Processing DC2 data with the Gen3 Butler

The data explored in this guide is simulated data, the same kind used for Rubin’s Data Preview 0 (DP0).

Note

This guide assumes the user has access to a shared “Gen3” Butler repository containing data from the Dark Energy Science Collaboration (DESC)’s Data Challenge 2 (DC2), most likely on the lsstdevl machines at NCSA. This guide further assumes the user has a recently-built version of lsst.distrib from the LSST Science Pipelines. The instructions in this guide were verified to work in July 2021 using rubin-env 0.6.0 with the weekly tagged w_2021_30. Finally, this guide assumes the user is interested in running the Alert Production (AP) pipeline on this data using good seeing templates.

What’s in the Shared DC2 Butler Repository?

  • The instrument is called LSSTCam-imSim

  • The obs-package is obs_lsst, i.e., lsst.obs.lsst (note imsim subdirectories within)

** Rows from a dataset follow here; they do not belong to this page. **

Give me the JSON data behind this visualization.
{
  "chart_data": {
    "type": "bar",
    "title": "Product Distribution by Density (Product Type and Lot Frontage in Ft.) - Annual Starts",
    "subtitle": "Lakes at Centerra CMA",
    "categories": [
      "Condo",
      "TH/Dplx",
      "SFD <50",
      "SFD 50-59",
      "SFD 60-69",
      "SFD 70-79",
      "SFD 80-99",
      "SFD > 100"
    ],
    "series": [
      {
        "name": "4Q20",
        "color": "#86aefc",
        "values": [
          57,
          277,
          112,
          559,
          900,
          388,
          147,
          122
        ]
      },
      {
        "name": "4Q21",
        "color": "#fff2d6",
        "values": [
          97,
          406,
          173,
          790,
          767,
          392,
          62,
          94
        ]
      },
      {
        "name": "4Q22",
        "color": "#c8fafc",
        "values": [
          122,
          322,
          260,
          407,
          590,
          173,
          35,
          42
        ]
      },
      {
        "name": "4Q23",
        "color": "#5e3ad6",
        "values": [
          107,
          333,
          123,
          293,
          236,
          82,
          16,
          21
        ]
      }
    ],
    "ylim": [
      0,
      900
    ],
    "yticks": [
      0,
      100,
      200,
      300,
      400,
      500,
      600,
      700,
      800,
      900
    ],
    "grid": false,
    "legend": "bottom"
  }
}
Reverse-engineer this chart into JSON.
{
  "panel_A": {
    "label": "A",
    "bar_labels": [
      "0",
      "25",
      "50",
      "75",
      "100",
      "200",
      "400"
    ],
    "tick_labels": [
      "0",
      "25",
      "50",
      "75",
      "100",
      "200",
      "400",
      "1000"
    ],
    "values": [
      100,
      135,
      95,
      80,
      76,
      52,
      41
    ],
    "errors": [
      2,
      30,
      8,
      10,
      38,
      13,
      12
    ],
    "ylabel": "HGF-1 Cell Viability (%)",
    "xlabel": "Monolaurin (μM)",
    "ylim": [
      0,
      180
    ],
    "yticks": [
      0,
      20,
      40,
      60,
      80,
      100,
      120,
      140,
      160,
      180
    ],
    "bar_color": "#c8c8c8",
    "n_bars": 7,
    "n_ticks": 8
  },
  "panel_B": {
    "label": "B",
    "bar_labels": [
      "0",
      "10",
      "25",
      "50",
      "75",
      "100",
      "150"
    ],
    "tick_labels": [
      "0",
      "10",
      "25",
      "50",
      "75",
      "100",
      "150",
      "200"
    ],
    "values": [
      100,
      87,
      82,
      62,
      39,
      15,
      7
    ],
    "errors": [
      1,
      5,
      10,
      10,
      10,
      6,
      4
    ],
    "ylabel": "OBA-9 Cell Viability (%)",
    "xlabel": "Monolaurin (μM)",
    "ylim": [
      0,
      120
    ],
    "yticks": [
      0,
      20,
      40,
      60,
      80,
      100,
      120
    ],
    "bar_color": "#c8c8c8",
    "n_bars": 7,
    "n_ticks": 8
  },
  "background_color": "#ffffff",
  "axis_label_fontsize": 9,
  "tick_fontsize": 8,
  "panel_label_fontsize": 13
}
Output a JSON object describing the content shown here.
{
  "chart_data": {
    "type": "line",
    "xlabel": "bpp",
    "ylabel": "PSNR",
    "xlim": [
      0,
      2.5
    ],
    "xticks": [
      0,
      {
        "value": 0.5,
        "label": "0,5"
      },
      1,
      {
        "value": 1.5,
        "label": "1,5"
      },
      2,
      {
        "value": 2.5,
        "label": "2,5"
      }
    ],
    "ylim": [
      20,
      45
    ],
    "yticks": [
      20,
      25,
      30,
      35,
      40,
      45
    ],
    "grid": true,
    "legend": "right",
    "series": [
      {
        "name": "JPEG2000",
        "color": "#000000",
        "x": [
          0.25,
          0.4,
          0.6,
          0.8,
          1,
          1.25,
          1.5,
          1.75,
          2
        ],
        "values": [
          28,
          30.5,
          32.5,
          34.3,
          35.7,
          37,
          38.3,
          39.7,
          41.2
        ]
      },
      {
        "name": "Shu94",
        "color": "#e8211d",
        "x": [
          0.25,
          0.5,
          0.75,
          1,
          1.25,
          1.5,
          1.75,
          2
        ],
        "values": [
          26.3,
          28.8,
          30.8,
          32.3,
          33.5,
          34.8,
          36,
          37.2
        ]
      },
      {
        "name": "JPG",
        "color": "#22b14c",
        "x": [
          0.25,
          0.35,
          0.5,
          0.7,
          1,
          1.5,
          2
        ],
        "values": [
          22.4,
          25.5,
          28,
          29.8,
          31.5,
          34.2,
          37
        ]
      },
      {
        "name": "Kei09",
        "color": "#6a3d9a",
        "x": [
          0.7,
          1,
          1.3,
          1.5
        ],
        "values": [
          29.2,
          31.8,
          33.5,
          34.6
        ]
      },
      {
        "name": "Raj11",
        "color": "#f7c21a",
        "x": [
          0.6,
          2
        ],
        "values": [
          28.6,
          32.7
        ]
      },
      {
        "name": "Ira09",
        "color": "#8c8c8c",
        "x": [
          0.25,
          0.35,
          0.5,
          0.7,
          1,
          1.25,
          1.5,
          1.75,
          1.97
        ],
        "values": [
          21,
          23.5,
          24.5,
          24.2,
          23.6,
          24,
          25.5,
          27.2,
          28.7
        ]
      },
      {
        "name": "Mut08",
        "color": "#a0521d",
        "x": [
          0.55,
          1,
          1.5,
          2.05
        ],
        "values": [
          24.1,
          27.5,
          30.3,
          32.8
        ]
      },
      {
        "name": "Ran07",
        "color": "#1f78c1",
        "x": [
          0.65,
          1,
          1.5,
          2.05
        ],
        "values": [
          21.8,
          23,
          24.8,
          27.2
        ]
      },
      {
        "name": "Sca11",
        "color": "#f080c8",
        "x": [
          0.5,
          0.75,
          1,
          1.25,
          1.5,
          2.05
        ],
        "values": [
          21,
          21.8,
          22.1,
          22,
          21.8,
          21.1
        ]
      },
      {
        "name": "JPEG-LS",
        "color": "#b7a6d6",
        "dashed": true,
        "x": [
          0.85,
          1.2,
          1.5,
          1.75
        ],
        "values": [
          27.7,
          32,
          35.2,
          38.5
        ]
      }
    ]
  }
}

  • The skymap is called DC2

  • Patches go from 0 to 48

  • Detectors go from 0 to 188

  • Available bands are ugrizy

  • Data exist for some tracts in the ~2553–5074 range, and as examples below show, commonly used tracts include 3828 and 3829

  • One set of reference catalogs are called cal_ref_cat_2_2, and have some filtermap definitions that must be specified

  • On NCSA’s lsstdevl in /repo/dc2, tracts 3828 and 3829 are in the collection 2.2i/defaults/test-med-1

  • A smaller CI dataset, just patch 24 in tract 3828, is in 2.2i/defaults/ci_imsim and corresponds to the GitHub repo testdata_ci_imsim

To see some collections, try, e.g.,

butler query-collections /repo/dc2 --chains=tree "2.2i/*"
butler query-collections /repo/dc2 --chains=tree "u/mrawls/*"

These commands should print a list of collections that meet the search criteria. The “tree chain” view is a handy way to see the “chained” data products that are included with each collection, such as calibs, skymaps, refcats, etc.

To see some available datasets for processing, try, e.g.,

butler query-data-ids /repo/dc2 tract patch visit --collections='2.2i/defaults/test-med-1' --where "skymap='DC2' AND band='g' AND tract=3828 AND patch=47 AND instrument='LSSTCam-imSim'" --datasets "raw"

This command should print a list of data IDs that meet the search criteria, along with their tract, patch, and visit number. Certain arguments are required after the --where, including skymap and instrument, while most others are optional.

Processing Data

Now it’s time to process some data. In this guide, we will start with raws, run “processCcd” (which includes lsst.ip.isr.IsrTask, lsst.pipe.tasks.characterizeImage.CharacterizeImageTask, and lsst.pipe.tasks.calibrate.CalibrateTask), and make good seeing coadd templates.

In a second pipeline, we will run difference imaging using the templates we just built and save the results in an Alert Production Database (APDB).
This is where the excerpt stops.